MARQUETTE - Fifteen-year-old Macy Niemisto has been a dancer since she was 2 years old.
But this year, the freshman at Marquette Senior High School decided to try something in addition to her ballet and jazz classes - gymnastics.
"This is my first year," she said during a recent team practice. "My sister was in it for all of high school and she really enjoyed it."
Although she’s taken dance since she was 2, Marquette Senior High School freshman Macy Niemisto decided to join the school’s gymnastics team this year. It takes a lot of work and new muscles to start gymnastics, but Neimisto, above, working on the bars, says she is enjoying participating on the team. (Journal photos by Johanna Boyle)

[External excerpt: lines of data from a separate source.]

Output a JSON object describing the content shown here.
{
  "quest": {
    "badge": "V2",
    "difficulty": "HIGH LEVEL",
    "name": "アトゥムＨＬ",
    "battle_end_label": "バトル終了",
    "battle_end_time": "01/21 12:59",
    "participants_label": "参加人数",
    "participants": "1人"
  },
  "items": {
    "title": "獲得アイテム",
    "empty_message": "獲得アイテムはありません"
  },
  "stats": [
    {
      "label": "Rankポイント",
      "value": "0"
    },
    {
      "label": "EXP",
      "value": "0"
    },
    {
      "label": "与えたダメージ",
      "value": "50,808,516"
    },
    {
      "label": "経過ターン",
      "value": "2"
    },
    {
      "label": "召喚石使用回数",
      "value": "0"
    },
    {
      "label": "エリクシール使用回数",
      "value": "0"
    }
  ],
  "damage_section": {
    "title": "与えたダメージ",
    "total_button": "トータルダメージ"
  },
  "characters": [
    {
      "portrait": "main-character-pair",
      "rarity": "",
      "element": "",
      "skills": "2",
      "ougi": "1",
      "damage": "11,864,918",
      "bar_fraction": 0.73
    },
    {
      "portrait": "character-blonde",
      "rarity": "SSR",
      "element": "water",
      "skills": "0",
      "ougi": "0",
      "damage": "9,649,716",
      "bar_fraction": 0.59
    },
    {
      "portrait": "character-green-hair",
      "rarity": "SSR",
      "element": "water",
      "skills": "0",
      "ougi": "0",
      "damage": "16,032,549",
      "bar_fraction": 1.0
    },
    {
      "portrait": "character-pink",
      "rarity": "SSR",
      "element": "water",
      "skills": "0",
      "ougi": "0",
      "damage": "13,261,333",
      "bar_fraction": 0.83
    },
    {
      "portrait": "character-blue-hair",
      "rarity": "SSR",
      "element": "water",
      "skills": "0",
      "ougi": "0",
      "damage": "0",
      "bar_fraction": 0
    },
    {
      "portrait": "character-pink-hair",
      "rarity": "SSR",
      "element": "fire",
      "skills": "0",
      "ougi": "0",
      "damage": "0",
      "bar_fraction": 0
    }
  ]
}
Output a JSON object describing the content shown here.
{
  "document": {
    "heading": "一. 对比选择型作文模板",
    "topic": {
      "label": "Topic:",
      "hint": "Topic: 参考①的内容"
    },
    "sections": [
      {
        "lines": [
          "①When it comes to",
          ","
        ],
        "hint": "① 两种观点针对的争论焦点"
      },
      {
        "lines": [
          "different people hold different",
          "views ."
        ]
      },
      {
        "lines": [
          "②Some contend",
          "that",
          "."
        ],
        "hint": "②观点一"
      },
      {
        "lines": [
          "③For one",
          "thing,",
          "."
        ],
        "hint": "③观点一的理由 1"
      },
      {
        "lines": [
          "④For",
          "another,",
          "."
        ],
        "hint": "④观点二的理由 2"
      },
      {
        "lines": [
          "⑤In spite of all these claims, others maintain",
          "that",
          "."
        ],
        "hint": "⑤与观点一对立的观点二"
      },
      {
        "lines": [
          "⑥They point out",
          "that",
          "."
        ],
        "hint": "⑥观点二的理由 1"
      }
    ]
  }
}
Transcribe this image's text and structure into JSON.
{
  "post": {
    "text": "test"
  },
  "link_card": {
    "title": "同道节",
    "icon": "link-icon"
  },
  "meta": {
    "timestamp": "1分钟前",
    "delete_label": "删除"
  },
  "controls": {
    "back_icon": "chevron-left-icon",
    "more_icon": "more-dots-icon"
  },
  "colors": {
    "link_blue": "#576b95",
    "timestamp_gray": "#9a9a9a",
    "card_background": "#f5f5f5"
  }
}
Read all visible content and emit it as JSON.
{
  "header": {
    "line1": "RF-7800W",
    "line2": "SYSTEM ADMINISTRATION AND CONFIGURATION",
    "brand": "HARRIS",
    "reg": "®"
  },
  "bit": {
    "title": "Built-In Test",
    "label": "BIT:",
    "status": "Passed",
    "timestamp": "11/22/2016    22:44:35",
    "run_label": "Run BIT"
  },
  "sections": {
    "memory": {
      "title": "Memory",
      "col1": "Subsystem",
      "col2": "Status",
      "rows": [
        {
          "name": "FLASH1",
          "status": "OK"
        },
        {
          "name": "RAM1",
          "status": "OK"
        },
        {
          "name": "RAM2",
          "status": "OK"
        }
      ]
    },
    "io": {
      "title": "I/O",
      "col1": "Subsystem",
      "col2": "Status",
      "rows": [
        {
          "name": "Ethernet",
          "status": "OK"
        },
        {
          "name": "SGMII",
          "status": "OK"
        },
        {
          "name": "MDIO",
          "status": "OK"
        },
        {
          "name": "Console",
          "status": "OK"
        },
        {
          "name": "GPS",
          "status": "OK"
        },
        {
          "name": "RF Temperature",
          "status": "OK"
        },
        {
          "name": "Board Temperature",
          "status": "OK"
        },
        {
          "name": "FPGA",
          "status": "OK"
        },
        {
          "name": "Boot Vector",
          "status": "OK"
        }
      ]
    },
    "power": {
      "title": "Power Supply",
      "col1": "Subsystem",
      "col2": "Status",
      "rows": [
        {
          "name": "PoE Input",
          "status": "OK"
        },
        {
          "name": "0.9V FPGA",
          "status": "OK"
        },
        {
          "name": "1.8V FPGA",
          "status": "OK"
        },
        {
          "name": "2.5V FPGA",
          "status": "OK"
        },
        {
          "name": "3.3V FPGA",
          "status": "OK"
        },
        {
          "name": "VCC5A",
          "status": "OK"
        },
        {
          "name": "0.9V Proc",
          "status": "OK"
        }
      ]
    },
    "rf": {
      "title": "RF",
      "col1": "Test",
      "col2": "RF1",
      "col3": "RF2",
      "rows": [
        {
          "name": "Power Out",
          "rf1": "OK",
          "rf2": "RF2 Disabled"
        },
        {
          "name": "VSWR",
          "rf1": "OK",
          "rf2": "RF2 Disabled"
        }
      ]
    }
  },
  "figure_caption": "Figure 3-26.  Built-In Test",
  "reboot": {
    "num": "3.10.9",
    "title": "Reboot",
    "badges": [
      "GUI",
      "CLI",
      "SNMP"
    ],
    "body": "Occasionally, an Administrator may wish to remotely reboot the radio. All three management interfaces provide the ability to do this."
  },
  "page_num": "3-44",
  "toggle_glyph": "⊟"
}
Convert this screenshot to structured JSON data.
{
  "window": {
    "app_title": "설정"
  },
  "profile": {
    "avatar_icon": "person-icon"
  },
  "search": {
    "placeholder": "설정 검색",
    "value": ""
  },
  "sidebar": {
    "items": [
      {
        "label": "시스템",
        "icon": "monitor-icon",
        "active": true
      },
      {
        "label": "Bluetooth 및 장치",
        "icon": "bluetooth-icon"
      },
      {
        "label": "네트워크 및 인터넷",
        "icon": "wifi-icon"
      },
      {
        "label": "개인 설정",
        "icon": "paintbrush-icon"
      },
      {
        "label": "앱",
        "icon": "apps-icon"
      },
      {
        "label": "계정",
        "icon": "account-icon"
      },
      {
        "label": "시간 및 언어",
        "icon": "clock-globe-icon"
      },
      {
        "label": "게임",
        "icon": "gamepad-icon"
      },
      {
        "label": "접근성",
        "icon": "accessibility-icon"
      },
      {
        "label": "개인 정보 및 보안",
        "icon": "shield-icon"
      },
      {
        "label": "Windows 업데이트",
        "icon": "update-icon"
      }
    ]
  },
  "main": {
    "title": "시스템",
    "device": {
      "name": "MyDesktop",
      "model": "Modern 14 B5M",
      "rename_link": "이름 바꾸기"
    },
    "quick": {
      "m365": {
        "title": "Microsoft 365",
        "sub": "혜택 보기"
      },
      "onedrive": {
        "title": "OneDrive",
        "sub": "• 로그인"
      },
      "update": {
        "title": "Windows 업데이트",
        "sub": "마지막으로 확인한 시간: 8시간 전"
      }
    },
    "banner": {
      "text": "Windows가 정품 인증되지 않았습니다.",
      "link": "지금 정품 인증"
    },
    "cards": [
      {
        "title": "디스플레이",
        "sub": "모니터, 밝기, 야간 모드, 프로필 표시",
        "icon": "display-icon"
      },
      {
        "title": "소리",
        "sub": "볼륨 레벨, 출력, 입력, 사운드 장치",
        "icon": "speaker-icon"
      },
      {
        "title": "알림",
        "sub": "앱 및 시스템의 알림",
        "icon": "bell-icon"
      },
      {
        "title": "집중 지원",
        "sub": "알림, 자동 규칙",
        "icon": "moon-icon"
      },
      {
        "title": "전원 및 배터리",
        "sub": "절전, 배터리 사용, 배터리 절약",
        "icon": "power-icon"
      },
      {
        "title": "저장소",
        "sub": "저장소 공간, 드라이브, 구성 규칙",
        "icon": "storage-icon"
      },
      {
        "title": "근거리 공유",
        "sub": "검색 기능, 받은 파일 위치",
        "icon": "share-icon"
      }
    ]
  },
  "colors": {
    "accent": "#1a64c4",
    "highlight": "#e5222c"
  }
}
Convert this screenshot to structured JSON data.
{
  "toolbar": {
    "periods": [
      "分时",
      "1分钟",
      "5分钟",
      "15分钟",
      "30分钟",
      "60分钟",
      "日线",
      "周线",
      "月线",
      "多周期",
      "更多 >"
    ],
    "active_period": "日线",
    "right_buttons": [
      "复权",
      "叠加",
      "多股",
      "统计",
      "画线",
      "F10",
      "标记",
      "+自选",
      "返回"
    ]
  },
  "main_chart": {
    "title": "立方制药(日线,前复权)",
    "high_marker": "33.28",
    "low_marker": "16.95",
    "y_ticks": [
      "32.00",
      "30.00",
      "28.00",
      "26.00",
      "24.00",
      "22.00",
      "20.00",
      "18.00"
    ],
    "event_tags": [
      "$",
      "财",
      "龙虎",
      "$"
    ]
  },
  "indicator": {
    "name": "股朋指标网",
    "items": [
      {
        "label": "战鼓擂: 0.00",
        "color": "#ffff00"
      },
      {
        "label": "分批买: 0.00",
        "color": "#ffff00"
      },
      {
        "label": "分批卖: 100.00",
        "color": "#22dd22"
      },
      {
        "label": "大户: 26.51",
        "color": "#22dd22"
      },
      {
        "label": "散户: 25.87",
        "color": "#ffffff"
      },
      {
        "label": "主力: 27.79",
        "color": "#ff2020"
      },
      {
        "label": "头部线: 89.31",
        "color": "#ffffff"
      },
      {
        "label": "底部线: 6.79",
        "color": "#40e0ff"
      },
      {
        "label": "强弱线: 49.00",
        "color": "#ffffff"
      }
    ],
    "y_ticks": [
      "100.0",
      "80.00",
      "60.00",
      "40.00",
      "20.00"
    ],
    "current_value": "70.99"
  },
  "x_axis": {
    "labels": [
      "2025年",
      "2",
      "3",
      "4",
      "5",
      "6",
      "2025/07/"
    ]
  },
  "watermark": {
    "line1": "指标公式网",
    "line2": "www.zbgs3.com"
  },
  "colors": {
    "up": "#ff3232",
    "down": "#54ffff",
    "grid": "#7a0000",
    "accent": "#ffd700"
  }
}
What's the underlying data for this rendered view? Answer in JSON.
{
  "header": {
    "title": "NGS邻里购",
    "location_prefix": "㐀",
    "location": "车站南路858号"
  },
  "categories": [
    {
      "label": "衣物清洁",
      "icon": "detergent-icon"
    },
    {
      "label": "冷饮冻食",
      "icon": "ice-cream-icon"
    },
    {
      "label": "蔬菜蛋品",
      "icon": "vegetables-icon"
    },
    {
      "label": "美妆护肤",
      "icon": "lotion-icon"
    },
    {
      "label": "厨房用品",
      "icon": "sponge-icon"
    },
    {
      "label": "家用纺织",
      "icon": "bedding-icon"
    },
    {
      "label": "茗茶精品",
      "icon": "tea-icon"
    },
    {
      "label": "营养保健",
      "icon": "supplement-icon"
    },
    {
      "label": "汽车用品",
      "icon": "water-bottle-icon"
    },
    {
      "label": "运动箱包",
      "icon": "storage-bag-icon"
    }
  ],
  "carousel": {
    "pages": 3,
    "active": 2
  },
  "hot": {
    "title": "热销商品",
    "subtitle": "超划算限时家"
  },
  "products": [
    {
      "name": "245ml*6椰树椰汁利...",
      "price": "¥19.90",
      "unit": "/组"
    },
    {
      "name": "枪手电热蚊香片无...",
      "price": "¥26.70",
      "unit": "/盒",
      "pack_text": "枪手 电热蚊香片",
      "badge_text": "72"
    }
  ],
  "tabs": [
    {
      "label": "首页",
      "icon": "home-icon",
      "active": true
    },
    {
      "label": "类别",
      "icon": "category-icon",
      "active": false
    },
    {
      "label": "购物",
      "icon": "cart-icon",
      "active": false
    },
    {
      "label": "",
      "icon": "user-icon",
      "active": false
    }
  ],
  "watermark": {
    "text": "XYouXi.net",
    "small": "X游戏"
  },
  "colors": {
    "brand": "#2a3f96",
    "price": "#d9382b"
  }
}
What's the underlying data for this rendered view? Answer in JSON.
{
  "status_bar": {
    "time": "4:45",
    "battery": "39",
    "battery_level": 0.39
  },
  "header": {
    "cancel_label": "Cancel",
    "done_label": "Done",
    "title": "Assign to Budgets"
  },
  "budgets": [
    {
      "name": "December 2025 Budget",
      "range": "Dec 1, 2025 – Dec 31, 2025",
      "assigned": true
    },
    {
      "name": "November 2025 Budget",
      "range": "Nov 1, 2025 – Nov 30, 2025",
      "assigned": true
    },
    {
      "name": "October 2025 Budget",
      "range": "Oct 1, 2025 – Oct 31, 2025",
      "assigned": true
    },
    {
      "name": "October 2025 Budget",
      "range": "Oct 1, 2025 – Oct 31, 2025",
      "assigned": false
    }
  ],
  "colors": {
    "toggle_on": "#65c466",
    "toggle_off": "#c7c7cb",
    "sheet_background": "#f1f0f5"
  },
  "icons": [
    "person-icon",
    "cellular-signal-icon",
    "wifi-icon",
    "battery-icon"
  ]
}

Joining the gymnastics team, however, means learning a lot of new skills.
"It's a lot about strength while looking graceful still," Niemisto said.
With the help of her teammates and coaches, Niemisto is learning to compete in two of four gymnastics events - beam and floor. She's also started working on the uneven bars. Vault is the fourth gymnastic event.
"It takes a lot to first get a basic skill," she said.
The team practices every day after school, first with a warm up run, then stretches, then working on particular events or skills.
"You have to make sure you're really strong," Niemisto said. "You have to use a lot of muscles you never use."
USA Gymnastics, one of the sports governing bodies, estimates there are over 5 million participants in gymnastics over the age of 6 in the country, making up 4,000 gymnastic clubs. The majority are female and under the age of 18.
Although gymnastics as a sport has existed for thousands of years, it began to take its modern form in the 1800s when athletic clubs and schools began hosting exhibitions.
Now audiences tune in for the gymnastics portions of the Olympics or other televised events, but what you don't see is all the work that goes into the athletes' training.
"It depends on what kind of skills you have," Niemisto said. "Some of your routines you get brand new skills you have to learn."
Thanks to her years of dance training and her older sister being a gymnast, Niemisto said she was familiar with some of the basic skills required by gymnastics.
"It's a mix of dance and tumbling," she said of the floor event, which is performed to music.
The beam requires gymnasts to perform tumbling skills while balancing on a four-inch wide beam.
Bar routines focus on upper-body strength and timing as gymnasts swing and transition between the two bars.
"Bars takes a lot of arm strength and I don't have much yet," Niemisto said. "Whenever I work on a new event, I always feel sore."
Besides finding participation in gymnastics can carry over to help with her dance, Niemisto said she was enjoying being part of the team.
"I really like it," she said. "I think I'm going to do it next year, too."